In doing so those churches have gradually themselves become irrelevant, for they lack what is needed to really help their adherents become followers of Christ.
But in American expressions of Orthodoxy, this is far more serious, given the fact that the Orthodox Church has suffered by far the most and harshest persecution of any Christian confession. That might happen to be because historically, Orthodox Christians refused to bend to the world and its whims. Just ask Russians and Serbs and Georgians who lost relatives to the pogroms of Stalin and others. Or read the stories about Fr Georges Calciu, the Romanian priest who made friends with a cockroach while held in a dungeon at the hands of merciless communists in Romania.
Orthodoxy used to uphold the practice of enduring all things for Christ’s sake. But in America, much of the Church is infected with easy comforts, convenience and luxury.
And the result of that when COVID-19 came along was a bunch of cowardly leaders making cowardly decisions.
Christianity is free to be practiced in the United States. Our Constitution clearly states that nothing can be done to prohibit the free exercise of religion.

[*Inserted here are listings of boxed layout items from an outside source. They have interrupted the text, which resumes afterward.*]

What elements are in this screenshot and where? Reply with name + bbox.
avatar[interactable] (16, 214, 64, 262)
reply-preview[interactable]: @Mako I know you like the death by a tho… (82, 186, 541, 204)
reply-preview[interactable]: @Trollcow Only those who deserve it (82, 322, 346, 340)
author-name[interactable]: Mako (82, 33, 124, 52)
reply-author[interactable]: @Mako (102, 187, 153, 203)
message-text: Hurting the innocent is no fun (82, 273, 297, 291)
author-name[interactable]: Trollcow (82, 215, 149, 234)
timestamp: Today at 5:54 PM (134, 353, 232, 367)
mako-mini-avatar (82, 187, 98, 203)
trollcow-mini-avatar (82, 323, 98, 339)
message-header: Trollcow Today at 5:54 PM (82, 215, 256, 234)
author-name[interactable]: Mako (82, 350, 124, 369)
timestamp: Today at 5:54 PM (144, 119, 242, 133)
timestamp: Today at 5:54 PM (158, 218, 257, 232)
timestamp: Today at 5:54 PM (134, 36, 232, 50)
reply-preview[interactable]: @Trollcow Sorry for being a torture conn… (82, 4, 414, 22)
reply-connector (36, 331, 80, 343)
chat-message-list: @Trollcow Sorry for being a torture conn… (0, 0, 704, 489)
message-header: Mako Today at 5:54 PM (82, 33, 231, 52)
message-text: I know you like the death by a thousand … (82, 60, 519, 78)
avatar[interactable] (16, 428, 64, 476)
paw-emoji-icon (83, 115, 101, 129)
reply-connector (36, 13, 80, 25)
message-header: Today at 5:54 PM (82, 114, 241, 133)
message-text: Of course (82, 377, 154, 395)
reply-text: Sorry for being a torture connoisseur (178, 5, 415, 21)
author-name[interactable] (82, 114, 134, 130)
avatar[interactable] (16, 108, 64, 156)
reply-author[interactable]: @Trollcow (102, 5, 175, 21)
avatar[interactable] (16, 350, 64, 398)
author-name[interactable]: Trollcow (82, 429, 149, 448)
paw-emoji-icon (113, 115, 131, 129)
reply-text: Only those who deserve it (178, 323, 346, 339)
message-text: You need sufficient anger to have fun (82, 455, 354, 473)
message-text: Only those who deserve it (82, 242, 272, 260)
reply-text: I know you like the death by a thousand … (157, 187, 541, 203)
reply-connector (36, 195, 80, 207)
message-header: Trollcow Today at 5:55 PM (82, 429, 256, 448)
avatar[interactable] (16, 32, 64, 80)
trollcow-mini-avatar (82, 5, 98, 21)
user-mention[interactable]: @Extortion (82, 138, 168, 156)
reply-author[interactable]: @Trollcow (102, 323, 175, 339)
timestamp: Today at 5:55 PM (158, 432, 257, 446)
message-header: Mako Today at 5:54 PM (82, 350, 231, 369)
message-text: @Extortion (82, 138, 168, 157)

Yet this is exactly what is going on, and the Orthodox Churches are freely stepping up to give in to state recommendations. Mr. Companik’s video notes how the Orthodox Church in America made an agreement to track its own parishioners and report them to the authorities when they come to Church services, in the name of trying to “confine” the virus.
This is tantamount to having KGB agents serving as priests hearing confessions, as happened in Russia and America during the Soviet times in the Russian Orthodox Church. Those spies sent many loyal believers in Christ to their martyrdoms.
It is my hope that this little editorial and video really gets spread around. We are in trouble. Even in Russia, despite a very different set of practices regarding the virus, we still had some evidence of caving in, at least in and around Moscow (other churches in other cities are running unaffected, but Moscow closed many parishes due to coronavirus incidents and deaths).
The hierarchs are certainly in an awful position, for they have to defend the faith to the very end and be the pastors of the pastors. At least Patriarch Kirill noted that he had been telling people to come to Church for fifty one years, and so he was personally stunned that he would be asking people in Moscow not to go without a blessing from him. It at least seemed like he felt bad about it.
The Orthodox Church is not run from the top down in the sense that Rome is. The Holy Spirit speaks through the whole Church, and most of the Church is laypeople. It cannot be that everyone just simply agrees with these actions. Maybe some do, and that is okay. But those who do not may be in the right to disagree, and like our speaker in the video attached, fearless, loving and honest assessments have to be made and proclaimed. We as Christians can support our nation, and we should. But when that nation creates incursions on how we serve God, then our real allegiance needs to be proclaimed.
“We ought to obey God rather than men.” – (Acts 5:29, spoken by the Apostle Peter.)